The first appearance of the term lonely death actually occurred in 1995, the same year as the Chicago heat wave. The event happened not in the United States, but in Japan. The Great Hanshin earthquake of 1995 killed 6,433 people, many of them in the coastal city of Kobe. Roughly a quarter of a million homes were either completely or partially destroyed in the earthquake. Municipalities provided temporary homes for people, but the housing was allotted on an individual basis, not at the community level. This created problems.
“Many people found they were no longer with their familiar neighbors after moving,” explains a Wikinews post on the topic. “This caused serious problems among people, especially the elderly.” Since 2000, about 200 of these displaced peoples have been found dead—and alone—in their temporary homes. A Japanese word was coined for the situation: kodokushi. The literal translation in Japanese is “death in solitude.”
In 2008 in Tokyo, more than 2,200 people over 65 died lonely deaths, according to statistics from the city’s Bureau of Social Welfare and Public Health. The deaths most often involve men in their 50s and the nation’s rapidly increasing elderly population. Today, roughly 1 in 5 Japanese is over 65; by 2030 it will be 1 in 3. With senior citizens increasingly living away from family and a nationwide shortage of nursing homes, many elderly are now living alone. “There is a kind of myth that older people in Japan are living in three-generational families, but that’s not so anymore,” Takako Sodei, a gerontologist with Ochanomizu University in Tokyo, told me in 2010 when I reported on the topic for TIME.
In America, the phrase most often used to describe the Japanese phenomenon of kodokushi is lonely death. And as more and more Americans choose to live alone, and also live in areas that are prone to natural disasters, such as along the coast, which are increasingly vulnerable to large devastating storms and floods thanks to sea level rise and climate change, the phenomenon of lonely death is likely to increase.

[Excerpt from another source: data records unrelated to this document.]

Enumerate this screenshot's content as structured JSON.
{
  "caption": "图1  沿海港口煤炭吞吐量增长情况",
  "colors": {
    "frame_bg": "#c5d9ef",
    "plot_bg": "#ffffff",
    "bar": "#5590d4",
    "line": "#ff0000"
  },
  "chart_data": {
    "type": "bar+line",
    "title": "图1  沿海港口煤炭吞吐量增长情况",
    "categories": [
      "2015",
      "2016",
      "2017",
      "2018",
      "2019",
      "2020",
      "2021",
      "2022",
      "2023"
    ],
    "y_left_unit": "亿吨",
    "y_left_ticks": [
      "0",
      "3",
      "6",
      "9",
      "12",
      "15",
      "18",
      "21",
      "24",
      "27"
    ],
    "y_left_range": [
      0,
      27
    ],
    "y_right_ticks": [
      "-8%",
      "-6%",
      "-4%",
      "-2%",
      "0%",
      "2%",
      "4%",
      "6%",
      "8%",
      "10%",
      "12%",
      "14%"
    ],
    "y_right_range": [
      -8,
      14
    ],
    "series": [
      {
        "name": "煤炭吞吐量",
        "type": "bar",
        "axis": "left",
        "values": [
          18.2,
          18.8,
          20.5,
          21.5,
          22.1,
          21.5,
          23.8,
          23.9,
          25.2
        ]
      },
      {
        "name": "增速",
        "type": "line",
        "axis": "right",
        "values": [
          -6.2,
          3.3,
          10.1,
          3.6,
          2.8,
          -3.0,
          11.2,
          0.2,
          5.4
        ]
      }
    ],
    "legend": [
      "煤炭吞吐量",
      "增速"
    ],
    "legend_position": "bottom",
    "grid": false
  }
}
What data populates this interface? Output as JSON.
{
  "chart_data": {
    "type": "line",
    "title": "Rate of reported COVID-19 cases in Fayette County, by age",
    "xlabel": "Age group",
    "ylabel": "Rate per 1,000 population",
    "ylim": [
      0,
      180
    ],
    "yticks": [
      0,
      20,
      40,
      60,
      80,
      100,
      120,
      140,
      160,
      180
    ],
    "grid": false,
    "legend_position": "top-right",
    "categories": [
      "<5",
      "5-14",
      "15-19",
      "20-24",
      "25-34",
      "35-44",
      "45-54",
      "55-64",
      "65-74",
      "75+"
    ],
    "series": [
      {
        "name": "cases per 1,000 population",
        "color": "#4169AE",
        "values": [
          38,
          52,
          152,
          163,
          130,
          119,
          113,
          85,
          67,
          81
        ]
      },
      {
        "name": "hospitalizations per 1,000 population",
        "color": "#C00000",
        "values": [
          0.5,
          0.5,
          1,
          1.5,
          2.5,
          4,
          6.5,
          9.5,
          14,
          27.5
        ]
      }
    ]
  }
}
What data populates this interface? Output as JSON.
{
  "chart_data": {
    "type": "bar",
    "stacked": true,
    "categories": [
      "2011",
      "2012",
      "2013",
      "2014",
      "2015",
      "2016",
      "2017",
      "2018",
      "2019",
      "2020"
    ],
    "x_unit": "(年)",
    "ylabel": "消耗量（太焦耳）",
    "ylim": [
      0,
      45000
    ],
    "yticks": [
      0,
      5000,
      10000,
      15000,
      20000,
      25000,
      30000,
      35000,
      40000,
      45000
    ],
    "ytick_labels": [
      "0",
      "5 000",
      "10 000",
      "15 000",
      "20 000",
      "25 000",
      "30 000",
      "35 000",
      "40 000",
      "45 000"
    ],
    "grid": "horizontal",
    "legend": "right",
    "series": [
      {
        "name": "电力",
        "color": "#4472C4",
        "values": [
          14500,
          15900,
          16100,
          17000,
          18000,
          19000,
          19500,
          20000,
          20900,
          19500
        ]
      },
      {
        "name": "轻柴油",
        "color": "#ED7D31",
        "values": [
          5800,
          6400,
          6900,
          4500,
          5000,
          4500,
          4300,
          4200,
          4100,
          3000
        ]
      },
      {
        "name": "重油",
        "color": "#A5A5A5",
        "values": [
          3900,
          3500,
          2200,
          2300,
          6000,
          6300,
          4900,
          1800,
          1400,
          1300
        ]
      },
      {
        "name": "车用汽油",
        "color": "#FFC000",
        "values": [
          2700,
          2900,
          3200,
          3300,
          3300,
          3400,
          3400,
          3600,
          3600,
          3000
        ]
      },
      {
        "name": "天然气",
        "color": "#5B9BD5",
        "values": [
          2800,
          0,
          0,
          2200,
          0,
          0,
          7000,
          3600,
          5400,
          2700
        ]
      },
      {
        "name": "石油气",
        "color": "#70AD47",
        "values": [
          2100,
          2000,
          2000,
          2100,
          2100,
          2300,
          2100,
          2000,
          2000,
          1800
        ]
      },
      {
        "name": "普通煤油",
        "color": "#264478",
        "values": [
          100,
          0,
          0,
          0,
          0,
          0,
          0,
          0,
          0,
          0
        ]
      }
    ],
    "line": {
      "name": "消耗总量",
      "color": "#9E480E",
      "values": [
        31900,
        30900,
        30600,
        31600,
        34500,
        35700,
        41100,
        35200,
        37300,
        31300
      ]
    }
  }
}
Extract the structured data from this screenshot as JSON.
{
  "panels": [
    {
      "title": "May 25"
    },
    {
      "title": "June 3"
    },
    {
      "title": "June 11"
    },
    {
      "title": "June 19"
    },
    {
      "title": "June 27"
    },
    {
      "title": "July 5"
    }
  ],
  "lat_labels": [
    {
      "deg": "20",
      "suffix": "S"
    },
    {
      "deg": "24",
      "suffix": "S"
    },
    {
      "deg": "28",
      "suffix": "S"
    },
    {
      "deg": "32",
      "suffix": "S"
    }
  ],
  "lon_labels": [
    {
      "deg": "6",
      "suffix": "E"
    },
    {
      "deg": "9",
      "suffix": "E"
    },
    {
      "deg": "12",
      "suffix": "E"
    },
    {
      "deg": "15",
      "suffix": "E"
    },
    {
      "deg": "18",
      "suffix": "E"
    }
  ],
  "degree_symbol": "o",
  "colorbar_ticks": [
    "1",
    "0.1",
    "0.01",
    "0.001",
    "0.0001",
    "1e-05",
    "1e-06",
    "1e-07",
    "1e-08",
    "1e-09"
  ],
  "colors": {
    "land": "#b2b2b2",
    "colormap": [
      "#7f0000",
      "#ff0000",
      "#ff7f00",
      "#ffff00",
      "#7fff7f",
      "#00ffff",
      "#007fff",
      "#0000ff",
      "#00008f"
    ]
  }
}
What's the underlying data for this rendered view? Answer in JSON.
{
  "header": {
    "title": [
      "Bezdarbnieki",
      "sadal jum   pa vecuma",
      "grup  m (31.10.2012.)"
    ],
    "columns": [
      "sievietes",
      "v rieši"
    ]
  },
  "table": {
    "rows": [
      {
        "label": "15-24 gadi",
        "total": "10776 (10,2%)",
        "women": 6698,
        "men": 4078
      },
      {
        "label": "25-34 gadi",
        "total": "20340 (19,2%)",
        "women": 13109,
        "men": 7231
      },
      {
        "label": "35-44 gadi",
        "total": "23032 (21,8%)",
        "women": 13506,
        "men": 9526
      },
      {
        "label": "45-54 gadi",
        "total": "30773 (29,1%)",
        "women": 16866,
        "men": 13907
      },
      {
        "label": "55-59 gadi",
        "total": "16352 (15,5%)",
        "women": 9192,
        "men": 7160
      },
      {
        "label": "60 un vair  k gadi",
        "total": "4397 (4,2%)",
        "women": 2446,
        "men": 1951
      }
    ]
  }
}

One of the people who died alone in Hurricane Harvey was 89 year old Agnes Stanley, a longtime volunteer for a conservation group in Houston. She died in her one-story brick home, the New York Times reported, and was found floating in four feet of floodwater. “We don’t know what happened,” her son told reporters.
And there still may be other Hurricane Harvey lonely deaths out there, waiting to be discovered.
“The search for the dead is far from complete,” reported the New York Times article, “as volunteers and relief workers move door to door and sift through the wreckage.”